Here we are again. Another trip away. One trip ends, a brief period of less stress follows, then another trip pops up. So be it. What the hell. They'll be cigarettes. But it still doesn't get rid of that stretching sensation in my stomach, like being taken away from somewhere you're supposed to be. A giraffe on the tube. After-dinner sprouts. It doesnt seem right.

So a late trip home from Tooting Bec. Outside Tooting Bec best non-corner corner shop there was a lot of noise tonight. Some towns boast of being 24 hour places. London isn't. Neither is Las Vegas for that matter (no Bran Flakes beyond 1am), but Tooting Bec at least has a go.

And a late finish brings up that agonising decision. No night bus, so either a 30 minute walk or a taxi home. I've just been given a payrise. Taxi it was.

Like walking was ever an option. And the taxi company know me by sight now. The driver said hello and set off driving without instruction tonight. When I thought he was about to miss the turning I spoke out. He seemed dissapointed I'd interrupted. Then, so did I. Damn. And the fare was a quid less than it ever has been before. I tipped big.

Where was I? Yes, away again. And I'm feeling too splendid for any real kind of blog post. The start-middle-end type. And this isn't misery, it's love sickness. And if that's what it is I can't feel too bad.

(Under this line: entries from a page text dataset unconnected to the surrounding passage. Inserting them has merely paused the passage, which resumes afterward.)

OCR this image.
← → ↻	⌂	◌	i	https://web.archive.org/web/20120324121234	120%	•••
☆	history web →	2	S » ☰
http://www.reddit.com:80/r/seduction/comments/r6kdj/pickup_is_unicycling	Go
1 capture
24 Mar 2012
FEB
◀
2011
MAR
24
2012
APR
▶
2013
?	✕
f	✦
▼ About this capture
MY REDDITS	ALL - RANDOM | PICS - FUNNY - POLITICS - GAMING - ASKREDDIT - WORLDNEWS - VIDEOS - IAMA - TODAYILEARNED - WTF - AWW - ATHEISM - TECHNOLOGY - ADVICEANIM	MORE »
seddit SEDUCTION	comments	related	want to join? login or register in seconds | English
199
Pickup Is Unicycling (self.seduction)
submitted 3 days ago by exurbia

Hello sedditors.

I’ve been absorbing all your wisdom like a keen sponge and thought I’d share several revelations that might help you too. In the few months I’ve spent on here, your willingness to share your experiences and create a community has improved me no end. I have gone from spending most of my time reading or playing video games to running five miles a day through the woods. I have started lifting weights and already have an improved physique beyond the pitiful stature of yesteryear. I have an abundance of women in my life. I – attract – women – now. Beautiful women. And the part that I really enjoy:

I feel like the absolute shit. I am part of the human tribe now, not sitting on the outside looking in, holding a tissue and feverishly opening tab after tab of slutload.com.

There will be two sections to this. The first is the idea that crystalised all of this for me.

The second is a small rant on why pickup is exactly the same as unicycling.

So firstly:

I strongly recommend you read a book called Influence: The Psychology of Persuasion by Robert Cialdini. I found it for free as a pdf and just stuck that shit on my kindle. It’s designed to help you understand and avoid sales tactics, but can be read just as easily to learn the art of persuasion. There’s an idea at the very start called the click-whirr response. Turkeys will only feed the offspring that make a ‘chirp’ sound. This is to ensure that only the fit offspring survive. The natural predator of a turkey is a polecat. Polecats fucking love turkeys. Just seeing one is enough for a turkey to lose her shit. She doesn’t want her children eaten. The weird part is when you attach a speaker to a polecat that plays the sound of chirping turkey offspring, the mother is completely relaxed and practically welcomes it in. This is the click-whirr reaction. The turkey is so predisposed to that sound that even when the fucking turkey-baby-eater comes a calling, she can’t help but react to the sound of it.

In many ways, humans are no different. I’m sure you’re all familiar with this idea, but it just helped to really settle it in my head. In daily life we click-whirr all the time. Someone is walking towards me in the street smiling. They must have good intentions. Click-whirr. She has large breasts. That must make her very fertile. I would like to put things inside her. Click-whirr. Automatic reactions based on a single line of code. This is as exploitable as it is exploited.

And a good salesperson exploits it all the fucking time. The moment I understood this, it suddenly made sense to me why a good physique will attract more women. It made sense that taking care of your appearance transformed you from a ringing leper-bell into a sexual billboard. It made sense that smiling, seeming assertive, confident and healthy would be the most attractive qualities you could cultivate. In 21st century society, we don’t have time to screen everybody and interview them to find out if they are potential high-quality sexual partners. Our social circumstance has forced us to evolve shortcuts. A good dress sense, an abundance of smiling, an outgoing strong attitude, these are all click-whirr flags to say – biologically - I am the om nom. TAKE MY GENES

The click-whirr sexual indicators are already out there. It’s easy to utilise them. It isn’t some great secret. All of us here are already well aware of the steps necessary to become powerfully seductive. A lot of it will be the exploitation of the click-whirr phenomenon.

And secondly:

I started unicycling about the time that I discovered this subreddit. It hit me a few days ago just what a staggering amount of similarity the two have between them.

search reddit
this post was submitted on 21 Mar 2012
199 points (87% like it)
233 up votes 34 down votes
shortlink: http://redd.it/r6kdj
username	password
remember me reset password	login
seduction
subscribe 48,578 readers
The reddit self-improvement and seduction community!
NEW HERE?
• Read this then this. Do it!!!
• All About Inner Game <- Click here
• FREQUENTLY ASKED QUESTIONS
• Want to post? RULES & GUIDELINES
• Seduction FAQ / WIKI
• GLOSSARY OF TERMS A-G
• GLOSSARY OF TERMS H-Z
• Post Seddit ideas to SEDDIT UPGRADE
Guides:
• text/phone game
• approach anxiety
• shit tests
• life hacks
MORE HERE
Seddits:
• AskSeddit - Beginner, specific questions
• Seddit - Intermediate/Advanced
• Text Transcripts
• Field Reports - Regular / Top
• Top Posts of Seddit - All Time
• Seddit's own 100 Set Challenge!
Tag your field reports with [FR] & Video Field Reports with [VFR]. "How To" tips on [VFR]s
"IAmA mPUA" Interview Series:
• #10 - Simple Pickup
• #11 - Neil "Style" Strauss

Wednesday, October 04, 2006

Don't stop - it's here somewhere

A clear night tonight, with a full moon making it cold too. Clear maybe but this didn't stop me getting lost on the way home from Tooting Bec. It always happens with the car. I set out in the general direction of home, get cocky, and end up speeding the other way wondering where the hell it all went wrong.

Of course that precious male gene is weaved into this pattern. That of feeling no need to ask directions. It's not that I feel lesser for doing this, just that it always seems more fun to try and work it out myself. This I did. Intending to refuel the hire car in Streatham, instead the closest I managed was three miles away in Balham. Ah, what the hell...

The car goes back tomorrow, after three great days that cover a trip I'm keeping in my head for now. Life picks up again where it left off. Then away again on Friday. It never stops. I'm looking for more clear weather and a quicker trip home.